04/23/2026 | Press release | Distributed by Public on 04/23/2026 15:08
| Item 8.01 | Other Events. |
As previously disclosed, on February 16, 2026, Masimo Corporation, a Delaware corporation ("Masimo"), entered into an Agreement and Plan of Merger (the "Merger Agreement"), by and among Masimo, Danaher Corporation, a Delaware corporation ("Danaher"), and Mobius Merger Sub, Inc., a Delaware corporation and a wholly owned subsidiary of Danaher ("Merger Sub"). Pursuant to the Merger Agreement, Merger Sub will be merged with and into Masimo (the "Merger"), with Masimo surviving the Merger as a wholly owned subsidiary of Danaher. On April 1, 2026, in connection with the Merger, Masimo filed with the Securities and Exchange Commission (the "SEC") a definitive proxy statement (as supplemented, the "Definitive Proxy Statement") with respect to the special meeting of Masimo's stockholders (the "Special Meeting") scheduled to be held virtually on May 1, 2026 at 10:00 a.m. (Pacific Time), via the internet at www.virtualshareholdermeeting.com/MASI2026SM. Additional information about how to attend the Special Meeting is contained in the Definitive Proxy Statement.
Litigation Relating to the Merger
As previously disclosed in the Definitive Proxy Statement, Masimo had received one demand letter as of April 1, 2026 challenging the adequacy of certain disclosures made in the preliminary proxy statement filed by Masimo on March 18, 2026 and demanding that Masimo and Masimo's board of directors issue supplemental disclosures before the stockholder vote on the Merger.

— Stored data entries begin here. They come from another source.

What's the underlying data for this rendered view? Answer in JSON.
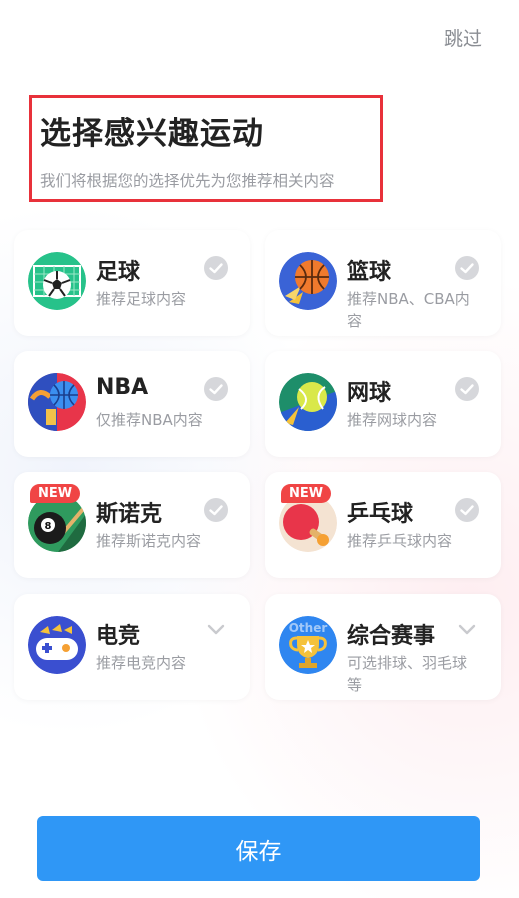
{
  "skip_label": "跳过",
  "header": {
    "title": "选择感兴趣运动",
    "subtitle": "我们将根据您的选择优先为您推荐相关内容"
  },
  "sports": [
    {
      "name": "足球",
      "desc": "推荐足球内容",
      "icon": "soccer-ball-icon",
      "action": "check"
    },
    {
      "name": "篮球",
      "desc": "推荐NBA、CBA内容",
      "icon": "basketball-icon",
      "action": "check"
    },
    {
      "name": "NBA",
      "desc": "仅推荐NBA内容",
      "icon": "nba-icon",
      "action": "check"
    },
    {
      "name": "网球",
      "desc": "推荐网球内容",
      "icon": "tennis-ball-icon",
      "action": "check"
    },
    {
      "name": "斯诺克",
      "desc": "推荐斯诺克内容",
      "icon": "eight-ball-icon",
      "action": "check",
      "badge": "NEW"
    },
    {
      "name": "乒乓球",
      "desc": "推荐乒乓球内容",
      "icon": "ping-pong-icon",
      "action": "check",
      "badge": "NEW"
    },
    {
      "name": "电竞",
      "desc": "推荐电竞内容",
      "icon": "gamepad-icon",
      "action": "expand"
    },
    {
      "name": "综合赛事",
      "desc": "可选排球、羽毛球等",
      "icon": "trophy-icon",
      "action": "expand",
      "icon_text": "Other"
    }
  ],
  "save_label": "保存",
  "colors": {
    "accent": "#2f97f6",
    "highlight_border": "#e8313a",
    "badge": "#f04545",
    "check_gray": "#d6d7db"
  }
}
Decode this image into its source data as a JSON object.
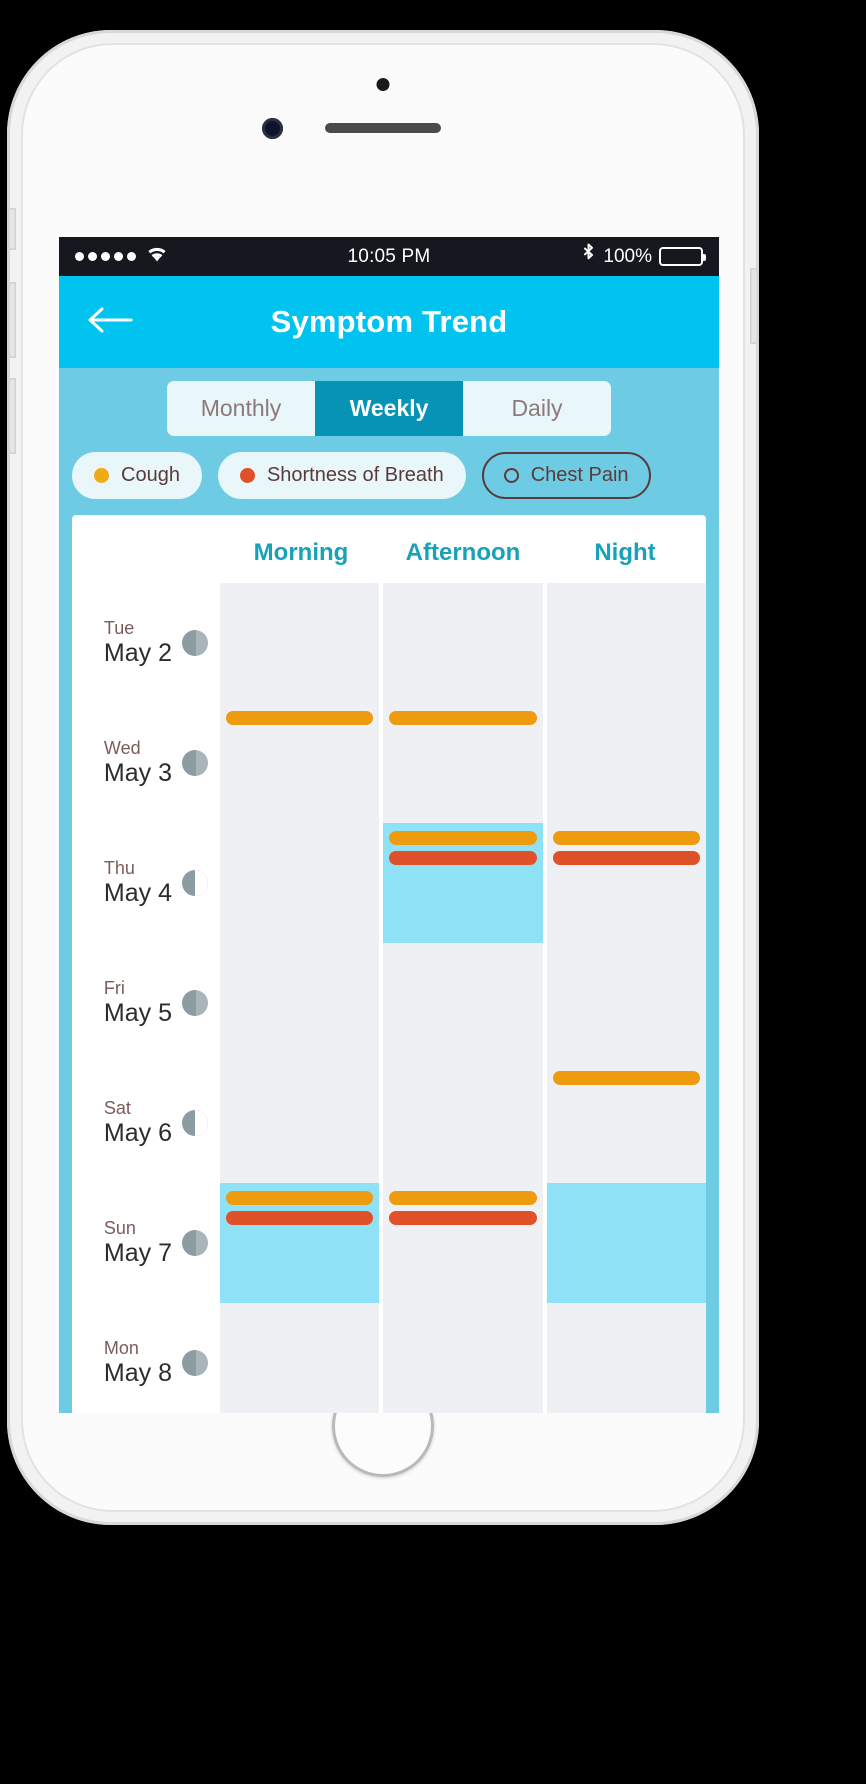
{
  "status_bar": {
    "signal_dots": 5,
    "wifi_icon": "wifi-icon",
    "time": "10:05 PM",
    "bluetooth_icon": "bluetooth-icon",
    "battery_percent": "100%",
    "battery_level": 100
  },
  "nav": {
    "back_icon": "arrow-left-icon",
    "title": "Symptom Trend"
  },
  "segmented": {
    "options": [
      {
        "label": "Monthly",
        "active": false
      },
      {
        "label": "Weekly",
        "active": true
      },
      {
        "label": "Daily",
        "active": false
      }
    ]
  },
  "chips": [
    {
      "label": "Cough",
      "color": "#eeab16",
      "selected": true
    },
    {
      "label": "Shortness of Breath",
      "color": "#e0512a",
      "selected": true
    },
    {
      "label": "Chest Pain",
      "color": "#5a3b3b",
      "selected": false
    }
  ],
  "colors": {
    "accent": "#00c4ef",
    "sub_header": "#6ecbe4",
    "segment_active": "#0693b5",
    "column_title": "#17a2b8",
    "cell_empty": "#eef0f4",
    "cell_highlight": "#8fe2f5",
    "cough": "#ef9b0f",
    "shortness_of_breath": "#e0512a",
    "moon": "#8d9ca1"
  },
  "chart_data": {
    "type": "heatmap",
    "title": "Symptom Trend",
    "xlabel": "",
    "ylabel": "",
    "categories": [
      "Morning",
      "Afternoon",
      "Night"
    ],
    "series": [
      {
        "name": "Cough",
        "color": "#ef9b0f"
      },
      {
        "name": "Shortness of Breath",
        "color": "#e0512a"
      }
    ],
    "rows": [
      {
        "dow": "Tue",
        "date": "May 2",
        "moon": "waning-gibbous",
        "cells": [
          {
            "period": "Morning",
            "highlight": false,
            "bars": []
          },
          {
            "period": "Afternoon",
            "highlight": false,
            "bars": []
          },
          {
            "period": "Night",
            "highlight": false,
            "bars": []
          }
        ]
      },
      {
        "dow": "Wed",
        "date": "May 3",
        "moon": "waning-gibbous",
        "cells": [
          {
            "period": "Morning",
            "highlight": false,
            "bars": [
              "Cough"
            ]
          },
          {
            "period": "Afternoon",
            "highlight": false,
            "bars": [
              "Cough"
            ]
          },
          {
            "period": "Night",
            "highlight": false,
            "bars": []
          }
        ]
      },
      {
        "dow": "Thu",
        "date": "May 4",
        "moon": "last-quarter",
        "cells": [
          {
            "period": "Morning",
            "highlight": false,
            "bars": []
          },
          {
            "period": "Afternoon",
            "highlight": true,
            "bars": [
              "Cough",
              "Shortness of Breath"
            ]
          },
          {
            "period": "Night",
            "highlight": false,
            "bars": [
              "Cough",
              "Shortness of Breath"
            ]
          }
        ]
      },
      {
        "dow": "Fri",
        "date": "May 5",
        "moon": "waning-gibbous",
        "cells": [
          {
            "period": "Morning",
            "highlight": false,
            "bars": []
          },
          {
            "period": "Afternoon",
            "highlight": false,
            "bars": []
          },
          {
            "period": "Night",
            "highlight": false,
            "bars": []
          }
        ]
      },
      {
        "dow": "Sat",
        "date": "May 6",
        "moon": "last-quarter",
        "cells": [
          {
            "period": "Morning",
            "highlight": false,
            "bars": []
          },
          {
            "period": "Afternoon",
            "highlight": false,
            "bars": []
          },
          {
            "period": "Night",
            "highlight": false,
            "bars": [
              "Cough"
            ]
          }
        ]
      },
      {
        "dow": "Sun",
        "date": "May 7",
        "moon": "waning-gibbous",
        "cells": [
          {
            "period": "Morning",
            "highlight": true,
            "bars": [
              "Cough",
              "Shortness of Breath"
            ]
          },
          {
            "period": "Afternoon",
            "highlight": false,
            "bars": [
              "Cough",
              "Shortness of Breath"
            ]
          },
          {
            "period": "Night",
            "highlight": true,
            "bars": []
          }
        ]
      },
      {
        "dow": "Mon",
        "date": "May 8",
        "moon": "waning-gibbous",
        "cells": [
          {
            "period": "Morning",
            "highlight": false,
            "bars": []
          },
          {
            "period": "Afternoon",
            "highlight": false,
            "bars": []
          },
          {
            "period": "Night",
            "highlight": false,
            "bars": []
          }
        ]
      }
    ]
  }
}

Following the filing of the Definitive Proxy Statement with the SEC, three complaints (the "Actions") have been filed by purported stockholders of Masimo against Masimo and members of Masimo's Board of Directors (the "Board"). The Actions are (i) Ed Smith v. Masimo Corporation et al., Index No. 652084/2026 (April 7, 2026), filed in the Supreme Court of the State of New York for the County of New York, (ii) Richard McDaniel v. Masimo Corporation et al., Index No. 65117/2026 (April 8, 2026), filed in the Supreme Court of the State of New York for the County of New York, and (iii) Donald Kendig v. Brennan et al., Case No. 26-CIV-02902 (April 10, 2026), filed in the Superior Court of the State of California for the County of San Mateo. The Actions allege, among other things, that the Definitive Proxy Statement is inaccurate or incomplete in certain respects, allegedly in violation of New York and California state law. The Actions seek, among other things, an injunction enjoining consummation of the Merger, damages and an award of attorneys' fees and expenses. In addition, Masimo also received additional demand letters from purported stockholders (collectively, the "Stockholder Letters") alleging, among other things, that the disclosures contained in the Definitive Proxy Statement are deficient and demanding that certain corrective disclosures be made.

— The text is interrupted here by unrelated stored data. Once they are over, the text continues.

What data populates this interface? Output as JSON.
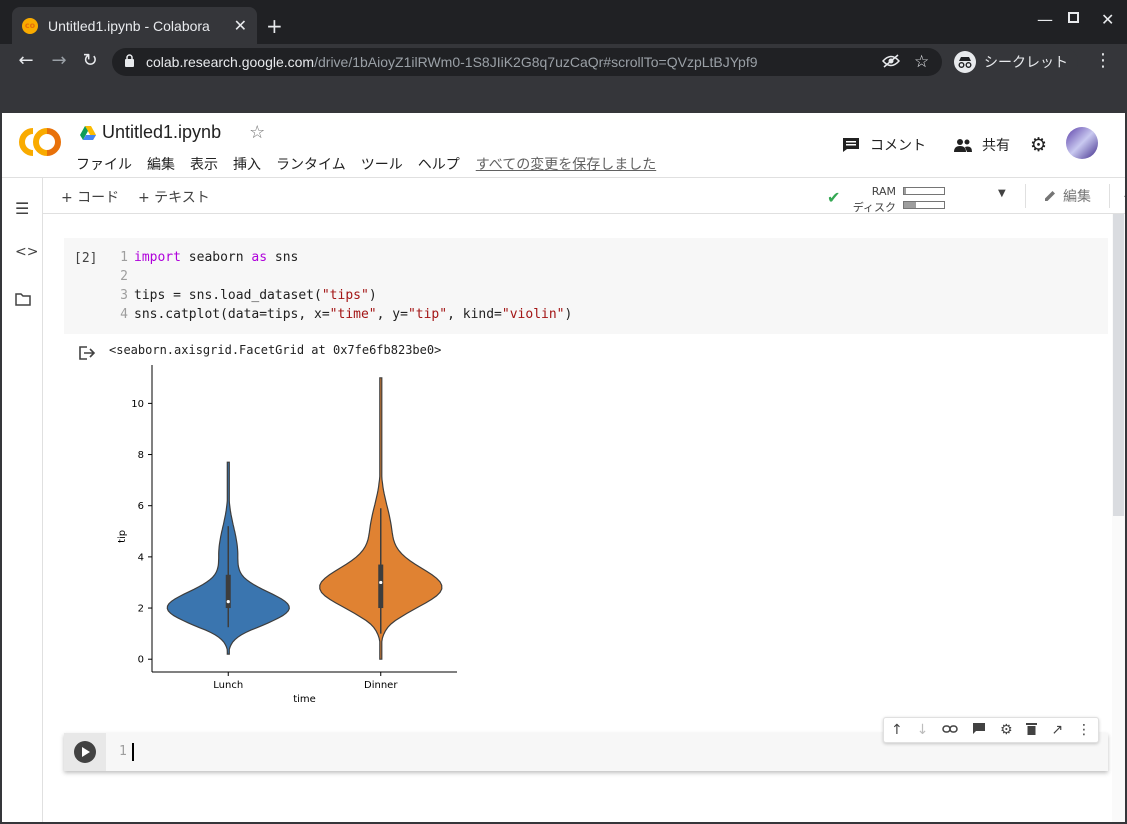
{
  "browser": {
    "tab_title": "Untitled1.ipynb - Colabora",
    "url_host": "colab.research.google.com",
    "url_path": "/drive/1bAioyZ1ilRWm0-1S8JIiK2G8q7uzCaQr#scrollTo=QVzpLtBJYpf9",
    "incognito_label": "シークレット"
  },
  "colab": {
    "doc_title": "Untitled1.ipynb",
    "menu": [
      "ファイル",
      "編集",
      "表示",
      "挿入",
      "ランタイム",
      "ツール",
      "ヘルプ"
    ],
    "saved_status": "すべての変更を保存しました",
    "comment_label": "コメント",
    "share_label": "共有",
    "add_code": "+ コード",
    "add_text": "+ テキスト",
    "ram_label": "RAM",
    "disk_label": "ディスク",
    "ram_usage": 0.05,
    "disk_usage": 0.3,
    "edit_label": "編集"
  },
  "cell1": {
    "exec_count": "[2]",
    "lines": [
      {
        "n": "1"
      },
      {
        "n": "2"
      },
      {
        "n": "3"
      },
      {
        "n": "4"
      }
    ],
    "code": {
      "l1_kw1": "import",
      "l1_mid": " seaborn ",
      "l1_kw2": "as",
      "l1_end": " sns",
      "l3_a": "tips = sns.load_dataset(",
      "l3_s": "\"tips\"",
      "l3_b": ")",
      "l4_a": "sns.catplot(data=tips, x=",
      "l4_s1": "\"time\"",
      "l4_b": ", y=",
      "l4_s2": "\"tip\"",
      "l4_c": ", kind=",
      "l4_s3": "\"violin\"",
      "l4_d": ")"
    },
    "output_text": "<seaborn.axisgrid.FacetGrid at 0x7fe6fb823be0>"
  },
  "chart_data": {
    "type": "violin",
    "categories": [
      "Lunch",
      "Dinner"
    ],
    "xlabel": "time",
    "ylabel": "tip",
    "ylim": [
      -0.5,
      11.5
    ],
    "yticks": [
      0,
      2,
      4,
      6,
      8,
      10
    ],
    "colors": [
      "#3a75af",
      "#e08232"
    ],
    "series": [
      {
        "category": "Lunch",
        "min": 0.2,
        "max": 7.7,
        "q1": 2.0,
        "median": 2.25,
        "q3": 3.3,
        "whisker_low": 1.25,
        "whisker_high": 5.2
      },
      {
        "category": "Dinner",
        "min": 0.0,
        "max": 11.0,
        "q1": 2.0,
        "median": 3.0,
        "q3": 3.7,
        "whisker_low": 1.0,
        "whisker_high": 5.9
      }
    ]
  },
  "cell2": {
    "line": "1"
  }
}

Masimo believes that the claims in the Actions and the Stockholder Letters are without merit, that the Definitive Proxy Statement complies with applicable law and that no further disclosure is required. However, solely in order to mitigate any risk of the Actions or Stockholder Letters delaying or otherwise adversely affecting the consummation of the Merger and to minimize any costs, risks, and uncertainties inherent in any litigation related thereto, and without admitting any liability or wrongdoing, Masimo has determined to voluntarily supplement the Definitive Proxy Statement as described in this Current Report on Form 8-K. Nothing in this Current Report on Form 8-K shall be deemed an admission of the legal necessity or materiality under applicable laws of any of the disclosures set forth herein. To the contrary, Masimo specifically denies all allegations in the Actions and the Stockholder Letters and any assertion that additional disclosure was or is required. As of April 23, 2026, Masimo was not aware of the filing of other lawsuits challenging the Merger or the Definitive Proxy Statement; however, additional lawsuits arising out of the Merger or the Definitive Proxy Statement may be filed in the future. Masimo does not intend to announce the receipt or filing of each additional, or similar lawsuit.